Puisque la sexualité est partout et promène avec elle son lot d’injonctions, les peurs de « mal faire » ou de « ne pas en faire assez » collent à la peau de la jeune génération. Mais le revers de la médaille est positif, selon Chloé : « Je ne pense pas que l’on parle trop de sexualité. Au contraire, c’est plus rassurant de voir que ce n’est pas tabou. Je pense qu’avant, le fait de ne jamais en parler et d’en faire un sujet interdit devait entraîner des chocs au moment de la découverte. Le point négatif, c’est la comparaison sociale et le jugement, mais personnellement je ne me suis jamais sentie jugée par mes amis, un peu plus par mon ex qui avait plus souvent envie que moi, mais cela ne m’empêchait pas d’avoir ma propre idée de la sexualité, que je conserve encore aujourd’hui ».

L’AMOUR, L’AMOUR

Comme l’analyse Stéphane Clerget, la question sentimentale reste au premier plan chez les jeunes, même s’ils ne se font pas d’illusion. « Ils ont vu suffisamment de divorces pour ne plus y croire. Pour eux, il y aura plusieurs parcours de vie. Globalement, ils restent assez conformistes, et même si les notions de trouple ou de polyamour les amusent, ça reste anecdotique et fantaisiste. Ils ne construisent pas leur vie future autour de ça », détaille le pédopsychiatre. Fantaisiste peut-être, mais une chose est sûre, la jeune génération n’épouse pas les vieux schémas et sort de la contrainte hétérosexuelle. Les aventures bisexuelles ne sont pas insolites, ponctuelles ou transgressives. Elles s’inscrivent comme un nouveau mode de fréquentation que nombreux partagent, comme l’observe Jules, 18 ans : « Sans être gays ou bisexuels, beaucoup de garçons de mon entourage ou de ma classe ont déjà embrassé un homme. Je pense que dans ma génération, les hommes acceptent mieux leur part de féminité, ils font plus attention à eux et n’ont pas peur de pleurer ». « La tolérance des jeunes évolue et elle est étonnante, commente Stéphane Clerget. Les amours homosexuelles, dans l’esprit des ados, sont des relations comme les autres ». Et ils ont bien raison, c’est le cas ! Violette, 17 ans, qui est toujours vierge, nous parle de son identité sexuelle : « J’ai du mal à me mettre dans une case mais étant donné que je suis déjà sortie avec des filles et des garçons, et que je pense être attirée par les deux, je crois être bisexuelle ».

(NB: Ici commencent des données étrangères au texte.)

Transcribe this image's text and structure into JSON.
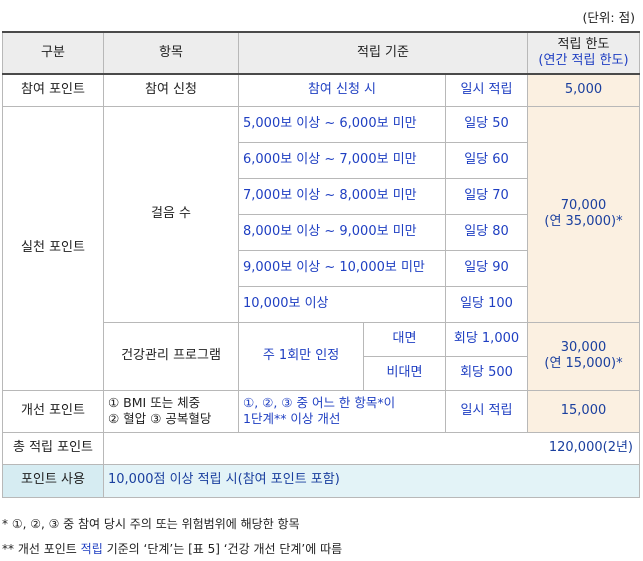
{
  "unit_label": "(단위: 점)",
  "header": {
    "category": "구분",
    "item": "항목",
    "criteria": "적립 기준",
    "limit_line1": "적립 한도",
    "limit_line2": "(연간 적립 한도)"
  },
  "participation": {
    "category": "참여 포인트",
    "item": "참여 신청",
    "criteria": "참여 신청 시",
    "rate": "일시 적립",
    "limit": "5,000"
  },
  "practice": {
    "category": "실천 포인트",
    "steps": {
      "item": "걸음 수",
      "rows": [
        {
          "criteria": "5,000보 이상 ~ 6,000보 미만",
          "rate": "일당 50"
        },
        {
          "criteria": "6,000보 이상 ~ 7,000보 미만",
          "rate": "일당 60"
        },
        {
          "criteria": "7,000보 이상 ~ 8,000보 미만",
          "rate": "일당 70"
        },
        {
          "criteria": "8,000보 이상 ~ 9,000보 미만",
          "rate": "일당 80"
        },
        {
          "criteria": "9,000보 이상 ~ 10,000보 미만",
          "rate": "일당 90"
        },
        {
          "criteria": "10,000보 이상",
          "rate": "일당 100"
        }
      ],
      "limit_line1": "70,000",
      "limit_line2": "(연 35,000)*"
    },
    "program": {
      "item": "건강관리 프로그램",
      "criteria": "주 1회만 인정",
      "rows": [
        {
          "mode": "대면",
          "rate": "회당 1,000"
        },
        {
          "mode": "비대면",
          "rate": "회당 500"
        }
      ],
      "limit_line1": "30,000",
      "limit_line2": "(연 15,000)*"
    }
  },
  "improvement": {
    "category": "개선 포인트",
    "item_line1": "① BMI 또는 체중",
    "item_line2": "② 혈압 ③ 공복혈당",
    "criteria_line1": "①, ②, ③ 중 어느 한 항목*이",
    "criteria_line2": "1단계** 이상 개선",
    "rate": "일시 적립",
    "limit": "15,000"
  },
  "total": {
    "label": "총 적립 포인트",
    "value": "120,000(2년)"
  },
  "usage": {
    "label": "포인트 사용",
    "value": "10,000점 이상 적립 시(참여 포인트 포함)"
  },
  "notes": {
    "note1": "* ①, ②, ③ 중 참여 당시 주의 또는 위험범위에 해당한 항목",
    "note2_prefix": "** 개선 포인트 ",
    "note2_highlight": "적립",
    "note2_suffix": " 기준의 ‘단계’는 [표 5] ‘건강 개선 단계’에 따름"
  }
}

Il semblerait que la nouvelle génération tende l’oreille et soit attentive aux notions de désir, plaisir, liberté et égalité. Une libéralisation des mœurs qui, contrairement à ce que l’on croit, ne pousse pas à la « débauche » mais bien à l’écoute de soi, des autres, des corps. Depuis deux ans, les nombreuses actions féministes qui visent à lutter contre les violences sexuelles et briser les tabous qui planent autour de la sexualité féminine portent leurs fruits.

LE CONSENTEMENT AU CŒUR DES RAPPORTS

Selon Jules « les jeunes hommes n’osent plus draguer depuis la révolution metoo par peur de se faire « détruire » sur les réseaux sociaux ». La frontière entre draguer et forcer manquerait-t-elle de netteté ? Il semblerait, notamment quand on sait que 68% des 15-25 ans avouent que les limites du consentement sexuel ne sont pas assez claires et précises. Paradoxalement, quand on leur demande ce qu’ils en pensent, tous nous apportent une définition claire. Oui c’est oui, non c’est non, et oui peut devenir non, l’important étant dans la discussion, qui se doit d’être au centre des relations. Joséphine, 18 ans, ajoute que « les deux personnes doivent également être en capacité de donner leur consentement c’est-à-dire pas sous l’effet de l’alcool ou de drogues ». « Ce qui peut inquiéter n’est pas tant la sexualité des adolescents mais l’augmentation de la consommation d’alcool chez les filles et de drogue chez les deux sexes, qui favorisent les prises de risque », rebondit le pédopsychiatre Stéphane Clerget.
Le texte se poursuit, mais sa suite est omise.